Kratochvil, Daniel W.
A children's television program "Sesame Street," is discussed. The objectives of this program is to promote the intellectual and social and cultural growth of preschool and kindergarten children. Specific goals include: symbolic representation, problem solving and reasoning, and familiarity with the physical and social environment. The target population consists of all children, three to five years old, with the disadvantaged child given primary concern. Materials used in the program included: (1) letters, numbers, and geometric forms, (2) problem solving and reasoning, including recognition of parts of the body, visual discrimination among objects or pictures, and understanding of relational concepts such as size, shape, position and distance; and (3) natural environment, including city and country, objects and people, family and home, rules of behavior and fair play. The program was evaluated and the results include the following: (1) The impact in most goal areas was both educationally and statistically significant; (2) Generally, younger children gained more than older children; (3) High viewers benefitted more than low viewers; and (4) High-viewing Spanish-speaking children from a disadvantaged community and with low pretest scores gained more than any other group. (Author/CK)

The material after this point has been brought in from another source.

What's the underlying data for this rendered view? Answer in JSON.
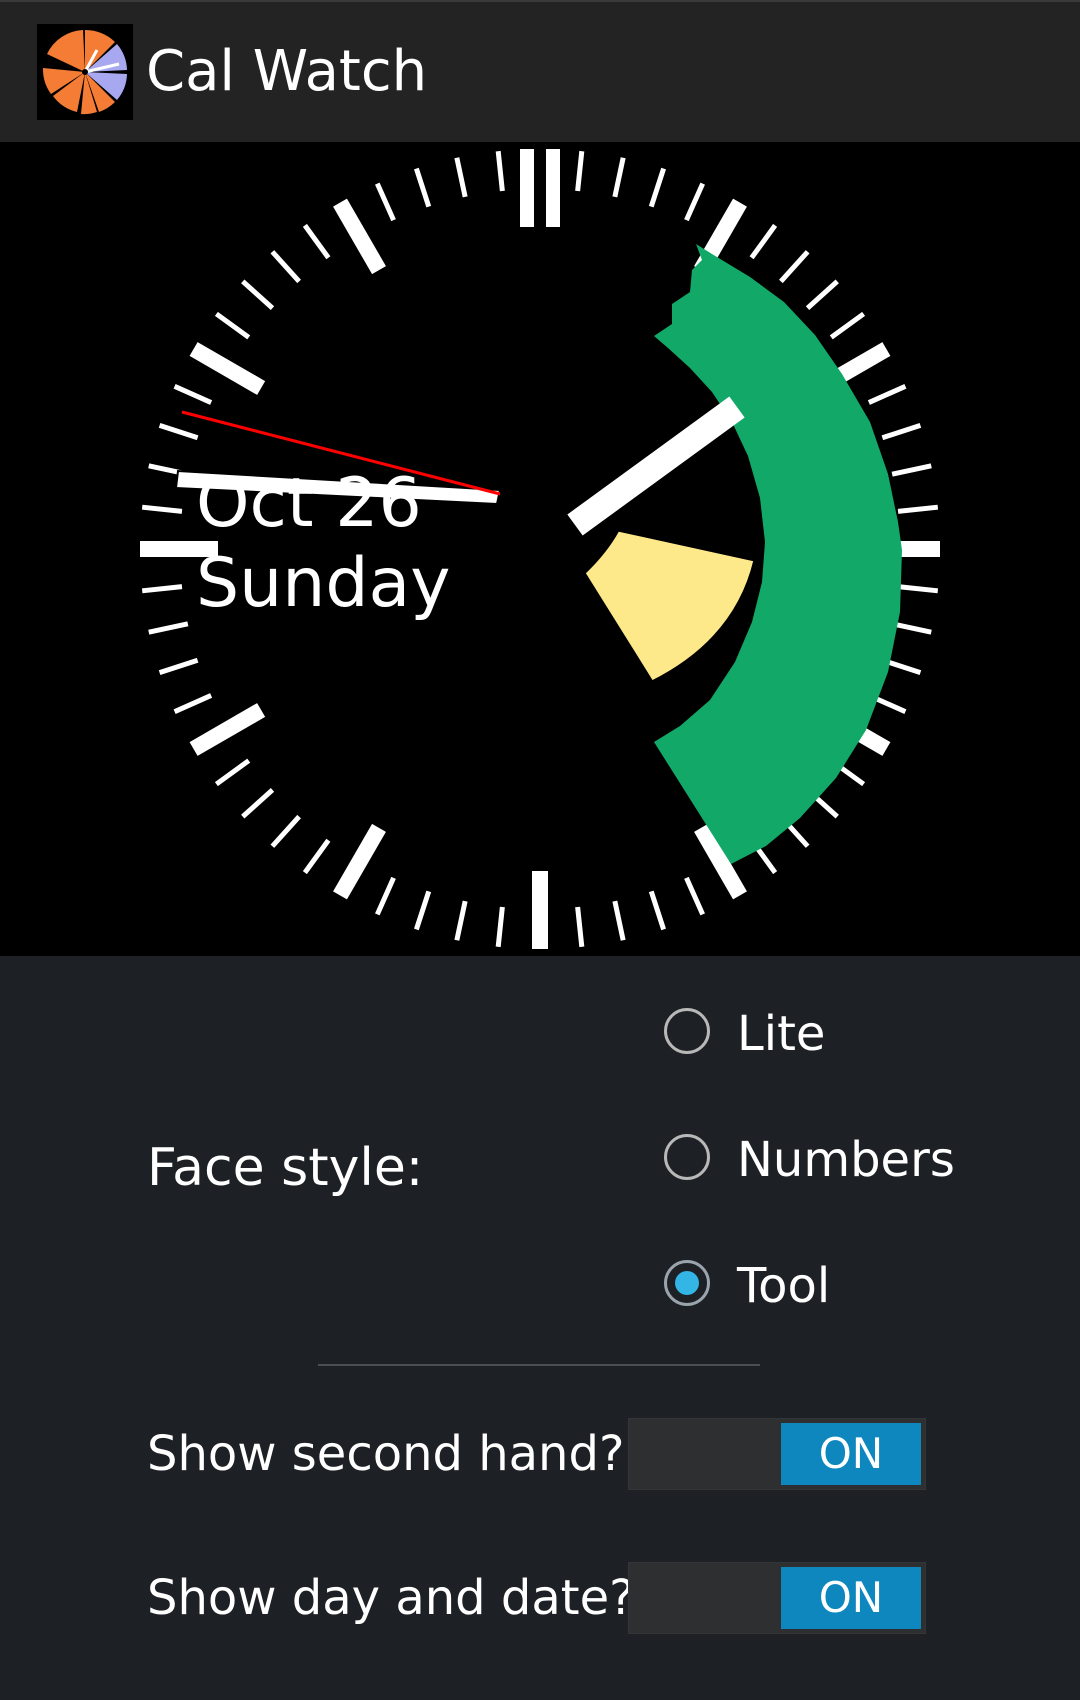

Descriptors: Age, Behavior Patterns, Cognitive Development, Concept Teaching, Cultural Education, Economically Disadvantaged, Educational Television, Environmental Influences, Instructional Materials, Intellectual Development, Kindergarten Children, Objectives, Preschool Children, Problem Solving, Program Evaluation, Social Development, Spanish Speaking, Test Results, Visual Discrimination, Workshops
Publication Type: N/A
Education Level: N/A
Sponsor: Office of Program Planning and Evaluation (DHEW/OE), Washington, DC.; Office of Education (DHEW), Washington, DC.
Authoring Institution: American Institutes for Research in the Behavioral Sciences, Palo Alto, CA.